Last year, for example, Cloud Foundry’s 2016 IT survey of 771 respondents found the percentage of respondents using containers at their company increased by 22%. By contrast, the Cloud Foundry’s 2017 IT survey of 540 respondents found 25% of enterprise companies use containers in production, a slight 3% increase from the year before.
The report also found 53% of companies using containers were managing the technology with container services like AWS, EC2 or GCE, or a platform as a service (PaaS) such as IBM Bluemix or Microsoft Azure. Only 15% of respondents said they were using self-managed container orchestration tools. Within that group, 27% said they were using CoreOS Tectonic next to Hashicorp Nomad, Docker Swarm and Mesos at about 20% each. Surprisingly, none of the respondents said they were using Kubernetes on their own.
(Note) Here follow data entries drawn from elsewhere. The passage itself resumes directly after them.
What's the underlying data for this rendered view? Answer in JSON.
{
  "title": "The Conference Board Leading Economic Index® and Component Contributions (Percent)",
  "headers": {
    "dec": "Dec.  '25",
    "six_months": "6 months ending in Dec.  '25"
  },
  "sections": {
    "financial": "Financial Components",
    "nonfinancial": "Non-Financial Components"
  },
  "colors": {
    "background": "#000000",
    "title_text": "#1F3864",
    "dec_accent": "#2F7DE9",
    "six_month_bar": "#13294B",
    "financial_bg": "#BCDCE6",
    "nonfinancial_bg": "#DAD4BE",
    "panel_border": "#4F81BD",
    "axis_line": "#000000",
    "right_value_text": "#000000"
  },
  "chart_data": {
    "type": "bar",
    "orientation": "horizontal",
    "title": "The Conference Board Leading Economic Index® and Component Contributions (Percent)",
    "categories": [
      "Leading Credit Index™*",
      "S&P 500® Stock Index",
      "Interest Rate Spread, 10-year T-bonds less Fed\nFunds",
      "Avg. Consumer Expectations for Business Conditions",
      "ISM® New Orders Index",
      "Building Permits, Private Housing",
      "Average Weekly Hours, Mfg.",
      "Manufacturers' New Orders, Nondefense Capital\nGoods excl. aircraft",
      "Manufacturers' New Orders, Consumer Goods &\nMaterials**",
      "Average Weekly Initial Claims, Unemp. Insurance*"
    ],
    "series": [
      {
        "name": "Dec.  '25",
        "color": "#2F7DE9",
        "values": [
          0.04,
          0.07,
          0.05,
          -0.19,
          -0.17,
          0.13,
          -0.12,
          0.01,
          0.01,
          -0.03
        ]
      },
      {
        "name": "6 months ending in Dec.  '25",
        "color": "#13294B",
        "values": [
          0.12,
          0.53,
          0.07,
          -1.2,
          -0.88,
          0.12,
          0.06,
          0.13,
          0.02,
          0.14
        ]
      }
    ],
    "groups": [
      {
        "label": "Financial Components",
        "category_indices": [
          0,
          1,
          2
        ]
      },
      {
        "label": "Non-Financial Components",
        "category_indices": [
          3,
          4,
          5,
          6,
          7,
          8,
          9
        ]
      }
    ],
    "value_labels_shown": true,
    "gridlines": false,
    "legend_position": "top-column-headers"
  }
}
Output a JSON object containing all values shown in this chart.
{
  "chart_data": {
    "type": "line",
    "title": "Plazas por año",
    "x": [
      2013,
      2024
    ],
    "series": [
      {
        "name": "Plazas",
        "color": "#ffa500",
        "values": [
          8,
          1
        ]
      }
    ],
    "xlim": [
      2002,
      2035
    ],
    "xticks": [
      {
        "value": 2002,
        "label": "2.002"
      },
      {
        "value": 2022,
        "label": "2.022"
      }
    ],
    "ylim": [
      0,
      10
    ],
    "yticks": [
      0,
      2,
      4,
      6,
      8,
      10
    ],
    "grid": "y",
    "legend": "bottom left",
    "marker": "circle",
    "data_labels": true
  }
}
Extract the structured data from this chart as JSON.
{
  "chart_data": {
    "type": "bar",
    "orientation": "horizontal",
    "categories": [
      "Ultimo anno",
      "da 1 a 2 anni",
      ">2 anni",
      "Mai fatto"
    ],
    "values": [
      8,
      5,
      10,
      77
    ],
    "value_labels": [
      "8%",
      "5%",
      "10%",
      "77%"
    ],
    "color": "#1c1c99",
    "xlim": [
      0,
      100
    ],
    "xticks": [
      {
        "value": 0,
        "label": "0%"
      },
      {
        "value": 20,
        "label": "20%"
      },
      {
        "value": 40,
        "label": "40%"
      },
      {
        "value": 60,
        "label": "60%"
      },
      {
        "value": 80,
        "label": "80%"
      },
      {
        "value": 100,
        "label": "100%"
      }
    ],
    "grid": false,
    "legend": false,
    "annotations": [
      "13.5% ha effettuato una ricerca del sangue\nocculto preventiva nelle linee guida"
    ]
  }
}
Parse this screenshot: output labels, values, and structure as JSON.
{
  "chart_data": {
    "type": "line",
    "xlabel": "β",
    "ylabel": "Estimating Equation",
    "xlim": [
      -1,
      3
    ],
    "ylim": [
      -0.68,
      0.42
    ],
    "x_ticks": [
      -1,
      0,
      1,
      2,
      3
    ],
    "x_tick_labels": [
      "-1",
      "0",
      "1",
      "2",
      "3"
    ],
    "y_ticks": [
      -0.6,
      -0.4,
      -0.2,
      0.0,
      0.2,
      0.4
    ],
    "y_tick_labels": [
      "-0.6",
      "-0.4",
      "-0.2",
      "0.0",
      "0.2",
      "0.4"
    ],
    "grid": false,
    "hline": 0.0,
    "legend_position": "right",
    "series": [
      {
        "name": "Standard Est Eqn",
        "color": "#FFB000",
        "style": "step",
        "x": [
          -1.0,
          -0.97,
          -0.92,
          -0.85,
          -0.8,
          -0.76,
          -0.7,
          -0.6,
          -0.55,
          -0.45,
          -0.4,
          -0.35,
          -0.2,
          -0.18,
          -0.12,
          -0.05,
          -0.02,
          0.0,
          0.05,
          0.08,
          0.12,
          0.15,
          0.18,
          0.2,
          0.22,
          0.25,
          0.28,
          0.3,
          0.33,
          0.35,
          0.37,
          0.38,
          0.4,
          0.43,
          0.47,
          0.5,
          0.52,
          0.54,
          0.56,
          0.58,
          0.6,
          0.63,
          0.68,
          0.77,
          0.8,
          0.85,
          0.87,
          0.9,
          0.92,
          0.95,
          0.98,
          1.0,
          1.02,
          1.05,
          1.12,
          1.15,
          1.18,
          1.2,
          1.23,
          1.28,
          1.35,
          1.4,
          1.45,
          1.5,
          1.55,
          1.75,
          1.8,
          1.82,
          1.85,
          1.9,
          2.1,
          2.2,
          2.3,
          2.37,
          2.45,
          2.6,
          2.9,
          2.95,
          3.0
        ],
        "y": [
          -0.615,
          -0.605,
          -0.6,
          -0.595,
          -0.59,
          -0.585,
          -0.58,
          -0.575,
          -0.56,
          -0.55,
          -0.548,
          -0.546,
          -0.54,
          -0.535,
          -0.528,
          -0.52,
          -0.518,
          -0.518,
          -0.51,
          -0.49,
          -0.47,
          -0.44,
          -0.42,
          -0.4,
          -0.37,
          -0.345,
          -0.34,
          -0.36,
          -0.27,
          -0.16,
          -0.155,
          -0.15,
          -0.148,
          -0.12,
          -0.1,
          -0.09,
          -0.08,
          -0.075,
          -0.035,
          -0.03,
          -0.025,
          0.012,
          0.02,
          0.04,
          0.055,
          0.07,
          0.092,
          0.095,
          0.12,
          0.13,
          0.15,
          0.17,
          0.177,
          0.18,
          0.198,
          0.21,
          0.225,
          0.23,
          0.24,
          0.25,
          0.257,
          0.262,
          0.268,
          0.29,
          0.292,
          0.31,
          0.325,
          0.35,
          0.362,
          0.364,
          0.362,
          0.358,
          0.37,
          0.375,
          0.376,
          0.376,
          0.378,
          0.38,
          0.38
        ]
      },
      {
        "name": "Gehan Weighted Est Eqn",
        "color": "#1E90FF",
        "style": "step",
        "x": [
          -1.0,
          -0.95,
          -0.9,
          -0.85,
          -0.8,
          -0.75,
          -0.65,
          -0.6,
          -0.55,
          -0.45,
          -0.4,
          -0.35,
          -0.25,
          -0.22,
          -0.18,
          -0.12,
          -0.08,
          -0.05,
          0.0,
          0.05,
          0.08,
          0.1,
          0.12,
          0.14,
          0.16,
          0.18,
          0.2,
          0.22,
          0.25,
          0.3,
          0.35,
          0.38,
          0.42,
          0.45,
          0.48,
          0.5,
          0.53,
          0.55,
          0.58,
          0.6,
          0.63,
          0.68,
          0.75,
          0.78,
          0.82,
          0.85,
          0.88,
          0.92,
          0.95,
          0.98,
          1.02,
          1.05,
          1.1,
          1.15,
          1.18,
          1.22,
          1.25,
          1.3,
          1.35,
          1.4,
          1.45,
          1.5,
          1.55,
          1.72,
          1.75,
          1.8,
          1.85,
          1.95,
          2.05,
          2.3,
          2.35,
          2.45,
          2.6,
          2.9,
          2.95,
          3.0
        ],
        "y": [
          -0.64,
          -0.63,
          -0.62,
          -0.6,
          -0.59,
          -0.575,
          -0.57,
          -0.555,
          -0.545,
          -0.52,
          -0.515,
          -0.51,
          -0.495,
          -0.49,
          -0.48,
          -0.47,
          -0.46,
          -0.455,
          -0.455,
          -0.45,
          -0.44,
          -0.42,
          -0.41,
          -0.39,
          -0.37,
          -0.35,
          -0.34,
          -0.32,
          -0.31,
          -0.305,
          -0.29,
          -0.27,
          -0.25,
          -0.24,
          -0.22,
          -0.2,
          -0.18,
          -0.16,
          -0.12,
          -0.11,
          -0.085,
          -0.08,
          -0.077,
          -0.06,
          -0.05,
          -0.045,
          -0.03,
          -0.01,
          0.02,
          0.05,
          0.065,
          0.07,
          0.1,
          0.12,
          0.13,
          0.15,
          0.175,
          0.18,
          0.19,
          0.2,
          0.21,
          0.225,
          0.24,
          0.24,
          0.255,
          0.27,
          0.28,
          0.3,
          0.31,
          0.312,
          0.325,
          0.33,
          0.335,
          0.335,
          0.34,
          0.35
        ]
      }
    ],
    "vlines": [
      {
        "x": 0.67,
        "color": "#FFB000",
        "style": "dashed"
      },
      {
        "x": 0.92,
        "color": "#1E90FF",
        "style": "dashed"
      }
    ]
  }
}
It should be noted, however, that Cloud Foundry did not calculate a margin of error in the survey. The precise representatives of the survey were unknown. Cloud Foundry said it did not create the survey to filter respondents from similar companies.
Although container adoption has stagnated, Cloud Foundry nevertheless predicts container adoption will increase in a year’s time. “As enterprises have begun to adopt containers, the discussion is shifting from “why containers” to “how containers.” This “how” conversation will drive larger scale adoption as organizations move forward,” the authors of the study concluded.